Tam ben asıl konuya geçecekken Güneş benden önce davrandı "Eee, anlat bakalım İnci. Deniz ile aranızda ne oldu?". İnci ona göz devirdi "Hiçbir şey tabiki. Sandığınız gibi bir şey yok ve asla olmayacak. Sadece bana yardım etti. Neden bu kadar abartıyorsunuz?". Ağzımı açmıştım ki bu sefer Hale konuşmaya başladı "Peki neden o? Sınıfta 20 kişiden fazla insan var. Ayrıca ilk önce Güneş ve ben gelmiştik sana yardım etmeye, neden bizi kovdu?". İnci bir süre düşündü. "Belki de beni düşüren kişi sevgilisi olduğu için suçlu hissetmiştir.

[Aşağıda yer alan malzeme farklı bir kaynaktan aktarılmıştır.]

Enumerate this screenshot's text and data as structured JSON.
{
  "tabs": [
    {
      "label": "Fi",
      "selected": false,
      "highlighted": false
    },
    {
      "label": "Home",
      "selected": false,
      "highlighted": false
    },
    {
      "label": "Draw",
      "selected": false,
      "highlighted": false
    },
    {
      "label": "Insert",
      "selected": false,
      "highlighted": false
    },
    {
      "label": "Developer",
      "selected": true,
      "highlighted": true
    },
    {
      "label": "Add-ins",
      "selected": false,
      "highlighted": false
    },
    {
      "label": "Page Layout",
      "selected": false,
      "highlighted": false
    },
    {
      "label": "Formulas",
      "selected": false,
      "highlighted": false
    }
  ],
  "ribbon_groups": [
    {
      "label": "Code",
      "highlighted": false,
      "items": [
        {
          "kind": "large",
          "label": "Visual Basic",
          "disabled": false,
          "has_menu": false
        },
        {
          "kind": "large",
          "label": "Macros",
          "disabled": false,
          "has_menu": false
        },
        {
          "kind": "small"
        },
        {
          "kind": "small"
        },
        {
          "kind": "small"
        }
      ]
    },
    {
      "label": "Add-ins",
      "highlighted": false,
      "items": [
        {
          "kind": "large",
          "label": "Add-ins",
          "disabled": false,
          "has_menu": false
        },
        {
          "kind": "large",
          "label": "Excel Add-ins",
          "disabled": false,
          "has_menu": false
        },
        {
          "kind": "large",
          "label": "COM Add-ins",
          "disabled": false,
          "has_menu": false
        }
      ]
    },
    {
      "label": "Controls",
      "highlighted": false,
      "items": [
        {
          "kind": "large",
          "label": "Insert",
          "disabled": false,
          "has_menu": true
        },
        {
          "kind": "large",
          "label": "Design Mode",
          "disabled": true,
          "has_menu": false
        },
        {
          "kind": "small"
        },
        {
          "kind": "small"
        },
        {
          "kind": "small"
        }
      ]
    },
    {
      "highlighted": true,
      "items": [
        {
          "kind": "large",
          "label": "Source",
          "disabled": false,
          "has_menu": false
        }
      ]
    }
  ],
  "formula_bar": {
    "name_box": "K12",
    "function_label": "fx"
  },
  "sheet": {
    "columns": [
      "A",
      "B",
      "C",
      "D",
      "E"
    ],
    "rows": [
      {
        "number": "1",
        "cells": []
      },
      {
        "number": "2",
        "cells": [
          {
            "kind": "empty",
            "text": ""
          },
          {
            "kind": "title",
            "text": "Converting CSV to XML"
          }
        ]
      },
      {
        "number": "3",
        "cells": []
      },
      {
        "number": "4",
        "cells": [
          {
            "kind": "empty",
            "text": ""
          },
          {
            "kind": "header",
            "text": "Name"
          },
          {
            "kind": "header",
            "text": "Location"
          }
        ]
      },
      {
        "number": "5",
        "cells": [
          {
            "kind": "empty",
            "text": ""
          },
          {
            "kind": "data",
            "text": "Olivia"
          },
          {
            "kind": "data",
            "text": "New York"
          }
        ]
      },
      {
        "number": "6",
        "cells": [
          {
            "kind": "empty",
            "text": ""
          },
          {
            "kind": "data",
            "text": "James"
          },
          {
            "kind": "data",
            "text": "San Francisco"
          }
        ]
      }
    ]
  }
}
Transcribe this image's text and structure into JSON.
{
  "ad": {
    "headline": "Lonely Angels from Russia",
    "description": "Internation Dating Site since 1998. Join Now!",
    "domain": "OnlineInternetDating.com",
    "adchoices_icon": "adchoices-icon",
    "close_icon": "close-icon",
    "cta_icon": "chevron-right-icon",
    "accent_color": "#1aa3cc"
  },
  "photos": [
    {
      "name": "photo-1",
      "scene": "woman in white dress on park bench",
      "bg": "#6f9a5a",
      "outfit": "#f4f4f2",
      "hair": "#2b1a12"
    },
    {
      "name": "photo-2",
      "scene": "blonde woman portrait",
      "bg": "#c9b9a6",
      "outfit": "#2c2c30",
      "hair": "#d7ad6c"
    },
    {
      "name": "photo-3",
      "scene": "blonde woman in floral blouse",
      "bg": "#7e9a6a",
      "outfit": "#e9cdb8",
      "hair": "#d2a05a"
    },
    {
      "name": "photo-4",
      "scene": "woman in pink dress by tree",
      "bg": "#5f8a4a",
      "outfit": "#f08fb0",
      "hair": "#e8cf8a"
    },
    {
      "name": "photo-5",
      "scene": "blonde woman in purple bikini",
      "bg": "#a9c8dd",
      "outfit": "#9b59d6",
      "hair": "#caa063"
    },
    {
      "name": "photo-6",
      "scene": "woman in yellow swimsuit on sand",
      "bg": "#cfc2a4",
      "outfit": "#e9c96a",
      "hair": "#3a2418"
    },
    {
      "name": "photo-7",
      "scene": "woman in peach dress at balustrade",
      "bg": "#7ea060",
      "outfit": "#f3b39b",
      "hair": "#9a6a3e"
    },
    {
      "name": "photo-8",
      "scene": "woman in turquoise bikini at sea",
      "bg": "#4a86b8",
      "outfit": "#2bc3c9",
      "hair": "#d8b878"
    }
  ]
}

Olamaz mı?"
Hepimizin ağzından biraz gürültülü bir "Ne!" sesi kaçtı. Sınıftaki diğer öğrencilerin bize döndüğünü gördüğümüzde özür diledik ve nihayet konuşma sırası bana gelmişti. "Nasıl yani? Cansu ve Deniz sevgili miymiş?" İnci dudağını aşağı sarkıttı ve kaşlarını kaldırdı. "Beraber oturmalarının, onu koruma girişimlerinin ve aralarında ne olduğunu sorduğumda cevap vermemesinin başka ne açıklaması olabilir ki?" Onu korumak mı? İnci iç sesimi duymuşçasına ekledi. "Hemşire ne olduğunu sorunca kayıp düştüğümü söyledi. Ama Cansu'nun düşürdüğünü bildiğini biliyorum, görmüştü."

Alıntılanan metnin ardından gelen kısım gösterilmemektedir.